My feminist awakening affects the themes I take an interest in, the characters I develop, and the way I now try to live my life as a woman. And since my personality is deeply interlaced with my profession, this is probably what has affected my artistry the most.
I wish to point out, though, that my artistic fascination isn’t limited to questions dealing with women’s experiences – but this knowledge definitely helps me understand the way structural power and privilege works, also in cases when I’m the one in a privileged position. I’m generally fascinated by norms – how they work, what they do to people, and what happens when people try to free themselves from them (which is what She-Pack is all about, really).
Q: ‘She-Pack’ is your graduation film for The Norwegian Film School. You touched on it just now, but what do you hope to do with your voice as a filmmaker in the future?
A: I went into filmmaking with the idealistic idea that film would be an artistic way to work with subjects that I’m passionate about and things in society that I find unfair.
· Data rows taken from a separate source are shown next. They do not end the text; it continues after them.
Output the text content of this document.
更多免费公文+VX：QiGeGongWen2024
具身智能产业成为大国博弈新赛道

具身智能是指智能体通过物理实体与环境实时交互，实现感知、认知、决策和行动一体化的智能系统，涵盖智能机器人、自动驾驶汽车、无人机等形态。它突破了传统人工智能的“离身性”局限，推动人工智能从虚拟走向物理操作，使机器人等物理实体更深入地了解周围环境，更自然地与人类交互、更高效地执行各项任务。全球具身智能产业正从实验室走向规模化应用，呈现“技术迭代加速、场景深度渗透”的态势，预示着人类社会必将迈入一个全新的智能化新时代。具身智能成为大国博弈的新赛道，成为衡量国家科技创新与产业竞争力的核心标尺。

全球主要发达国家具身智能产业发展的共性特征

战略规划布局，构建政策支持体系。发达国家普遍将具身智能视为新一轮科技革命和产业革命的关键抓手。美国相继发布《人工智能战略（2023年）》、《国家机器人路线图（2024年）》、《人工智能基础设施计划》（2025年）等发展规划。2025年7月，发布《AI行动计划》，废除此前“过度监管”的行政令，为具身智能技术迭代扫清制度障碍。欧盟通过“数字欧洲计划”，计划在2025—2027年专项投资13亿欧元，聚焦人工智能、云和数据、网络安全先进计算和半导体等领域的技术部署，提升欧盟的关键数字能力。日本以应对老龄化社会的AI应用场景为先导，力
This is still true, of course, but the more I try to create interesting stories, the more I realise that a strong subject or an injustice isn’t enough.
You need complex people with complex behaviours and surprising storylines, and the subjects that I find the most interesting are often the ones that I don’t really know what I feel about or that provoke me or where there are questions left for me to try to unravel.
When I already know what I believe, trying to translate my perspectives into something artistic the result often becomes banal. Therefore, nowadays I try to strive for what is complex, without easy answers, where the audience is left with a few questions that can linger in them and perhaps grow into ideas.
But to summarise – I make films with a halfway existential, halfway political entrance – and there’s got to be a certain amount of necessity to the subject for me to feel the urge to put my energy into it.
Right now I’m working on my first feature film with the working title Laura, which I’m developing with B-Reel Films in Sweden. It’s a coming-of-age road movie about a 19-year-old girl, based on own experiences and with a complete different plot than She-Pack. It contains some of the same thematic content, though, and is definitely a way to scrutinise my own more or less destructive female behaviours and my urge to break free from them. Let’s hope it comes true.